If the person traveled along Mars’ equator, they would walk about 13,300 miles (21,400 kilometers) to get all the way around the planet. Walking around Mars through its poles would shave off about 100 miles (160 km), but the extreme cold would pose an even greater challenge than the harsh conditions on the rest of the planet, Yigit said.

The person’s velocity would be about 3.1 mph (5 km/h), which is also an average walking speed on Earth, straight along the equator, Yigit said. Despite Mars’ reduced gravity (about 40% of Earth’s), Yigit doubts a person’s walking speed would be much different on Mars. Like any back-country hiker on Earth, this person would likely be carrying a heavy load of supplies — such as oxygen, water and food — and would be wearing a heavy spacesuit.

If someone were to walk continuously around Mars at that speed, the calculation would be simple: Just divide the distance by the velocity. That would mean it would take about 4,290 hours. There are about 24.7 hours in a Martian day (called a sol), so it would take roughly 174 sols to walk around Mars continuously. That’s a little over a quarter of a Martian year, which is 668.6 sols.

This oblique perspective view of the region surrounding Mars’ north pole was generated from the digital terrain model and the nadir and color channels of the High Resolution Stereo Camera on the European Space Agency’s Mars Express orbiter. It shows a vast swathe of rippled sand dunes in the foreground; kilometer-high icy cliffs and escarpments beyond these dunes; and smoother layers of dust and ice in the distance. (Image credit: ESA/DLR/FU Berlin)

Of course, no one would be able to complete that walk continuously — on Mars, Earth or anywhere. Even if the person were able to bring enough oxygen, water and food with them, and could eat and drink while walking, they would still need to stop to sleep. Assuming the astronaut slept about eight hours each night, it would add about 56 sols. If the person stopped for four or five more hours each sol to eat, rest, change clothes, clean themselves, and set up and deconstruct some type of campsite, it would take another 30 or 35 sols, depending on how long they were stopped.

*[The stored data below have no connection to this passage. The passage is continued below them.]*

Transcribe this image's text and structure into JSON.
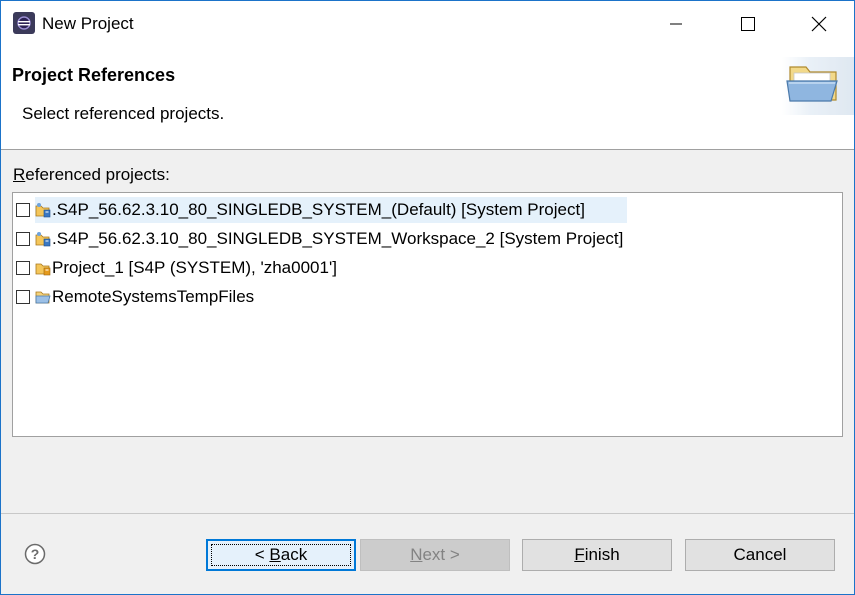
{
  "window": {
    "title": "New Project",
    "controls": {
      "minimize_icon": "minimize-icon",
      "maximize_icon": "maximize-icon",
      "close_icon": "close-icon"
    }
  },
  "banner": {
    "title": "Project References",
    "description": "Select referenced projects."
  },
  "list": {
    "label_prefix": "R",
    "label_rest": "eferenced projects:",
    "items": [
      {
        "text": ".S4P_56.62.3.10_80_SINGLEDB_SYSTEM_(Default) [System Project]",
        "checked": false,
        "icon": "abap-system-project-icon"
      },
      {
        "text": ".S4P_56.62.3.10_80_SINGLEDB_SYSTEM_Workspace_2 [System Project]",
        "checked": false,
        "icon": "abap-system-project-icon"
      },
      {
        "text": "Project_1 [S4P (SYSTEM), 'zha0001']",
        "checked": false,
        "icon": "abap-project-icon"
      },
      {
        "text": "RemoteSystemsTempFiles",
        "checked": false,
        "icon": "open-folder-icon"
      }
    ]
  },
  "buttons": {
    "back_prefix": "< ",
    "back_mnemonic": "B",
    "back_rest": "ack",
    "next_mnemonic": "N",
    "next_rest": "ext >",
    "finish_mnemonic": "F",
    "finish_rest": "inish",
    "cancel": "Cancel"
  },
  "colors": {
    "accent": "#0078d7",
    "selection": "#e5f1fb",
    "window_border": "#1b73c9"
  }
}
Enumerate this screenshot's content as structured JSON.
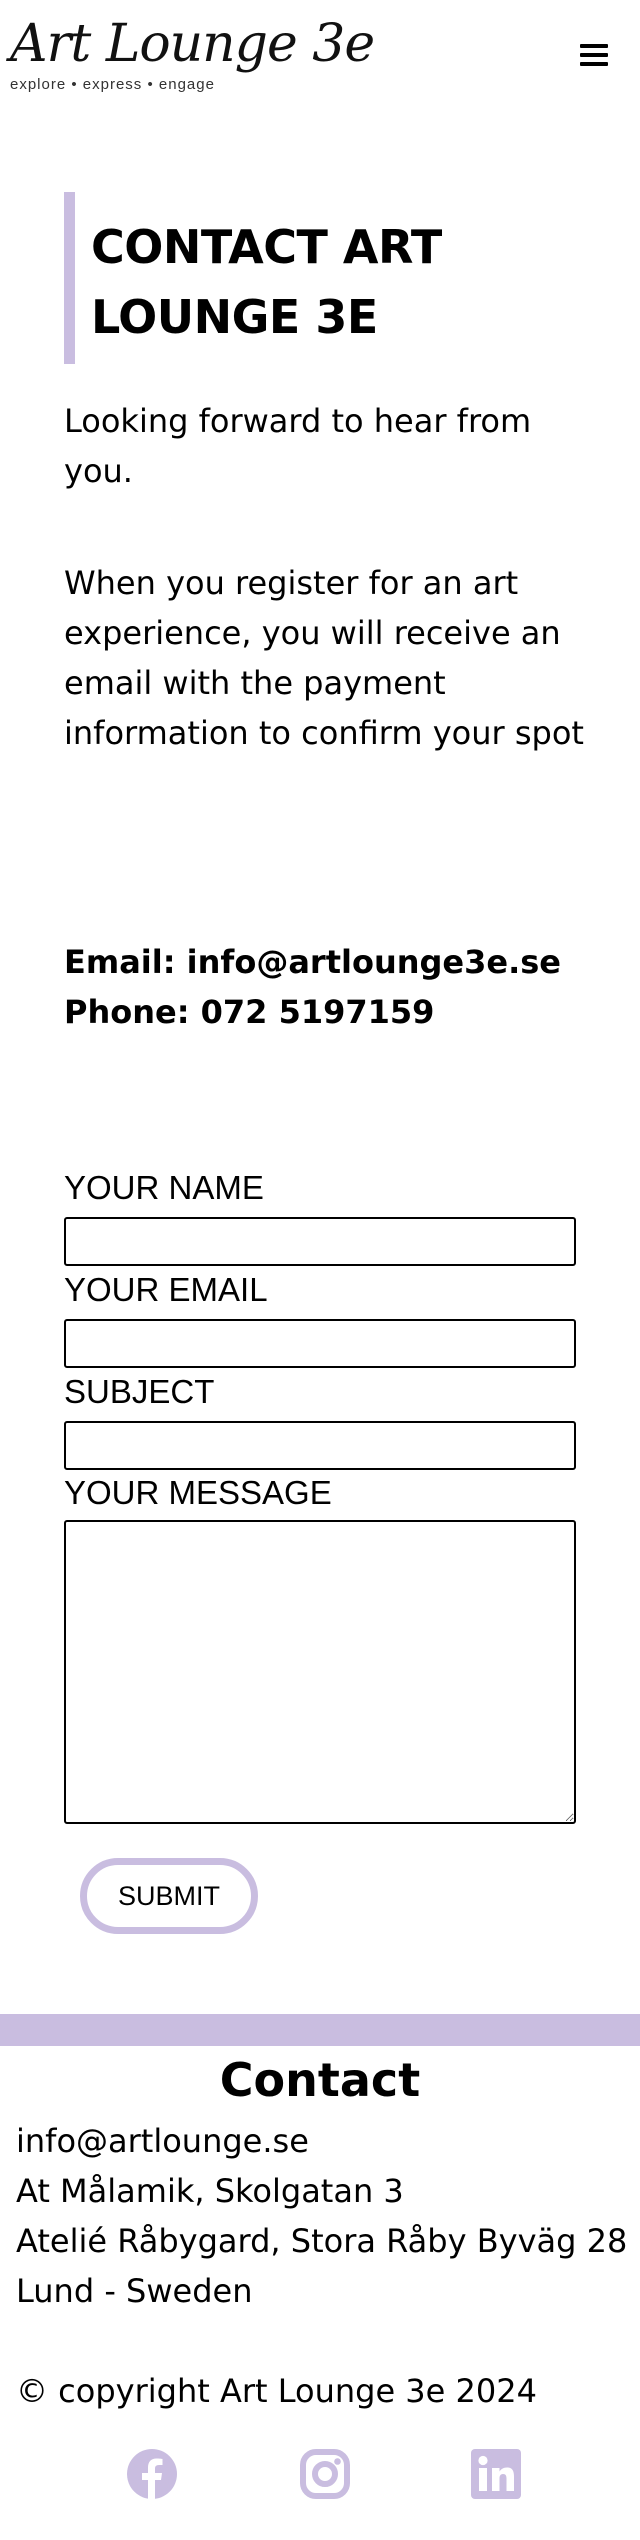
{
  "header": {
    "logo_text": "Art Lounge 3e",
    "logo_tagline": "explore • express • engage",
    "menu_icon": "hamburger-menu-icon"
  },
  "main": {
    "title": "CONTACT ART LOUNGE 3E",
    "intro": "Looking forward to hear from you.",
    "payment_note": "When you register for an art experience, you will receive an email with the payment information to confirm your spot",
    "email_line": "Email: info@artlounge3e.se",
    "phone_line": "Phone: 072 5197159"
  },
  "form": {
    "name_label": "YOUR NAME",
    "name_value": "",
    "email_label": "YOUR EMAIL",
    "email_value": "",
    "subject_label": "SUBJECT",
    "subject_value": "",
    "message_label": "YOUR MESSAGE",
    "message_value": "",
    "submit_label": "SUBMIT"
  },
  "footer": {
    "title": "Contact",
    "email": "info@artlounge.se",
    "address_1": "At Målamik, Skolgatan 3",
    "address_2": "Atelié Råbygard, Stora Råby Byväg 28",
    "address_3": "Lund - Sweden",
    "copyright": "© copyright Art Lounge 3e 2024",
    "social_icons": [
      "facebook-icon",
      "instagram-icon",
      "linkedin-icon"
    ]
  },
  "colors": {
    "accent": "#c9bde0",
    "text": "#000000",
    "background": "#ffffff"
  }
}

All in all, a more realistic estimate might be at least 265 sols, about 40% of the Martian year. But that calculation does not account for potential obstacles, such as rough terrain. Mars has many mountains, including some that are taller than any on Earth, as well as valleys, craters and many other geological features that would be tough to navigate.

Of course, it is very unlikely that anyone will be walking all the way around Mars anytime soon. People have circumnavigated Earth on foot, though it is, of course, impossible to truly walk or run all the way around, due to the oceans. But humans have walked on only a small portion of the moon, despite traveling there multiple times. And walking so far and for so long on Mars would pose many logistical problems, like bringing enough food, water and oxygen and protecting the person from the dangerous impacts of radiation.

Although it’s highly unlikely that humans will walk around the entire Red Planet, sending astronauts to the surface still has many advantages over rovers, Yigit said.

Rovers “are susceptible to dust and other kinds of electrical problems; something may happen,” he said. With humans “even if there are problems, we can find solutions around them.”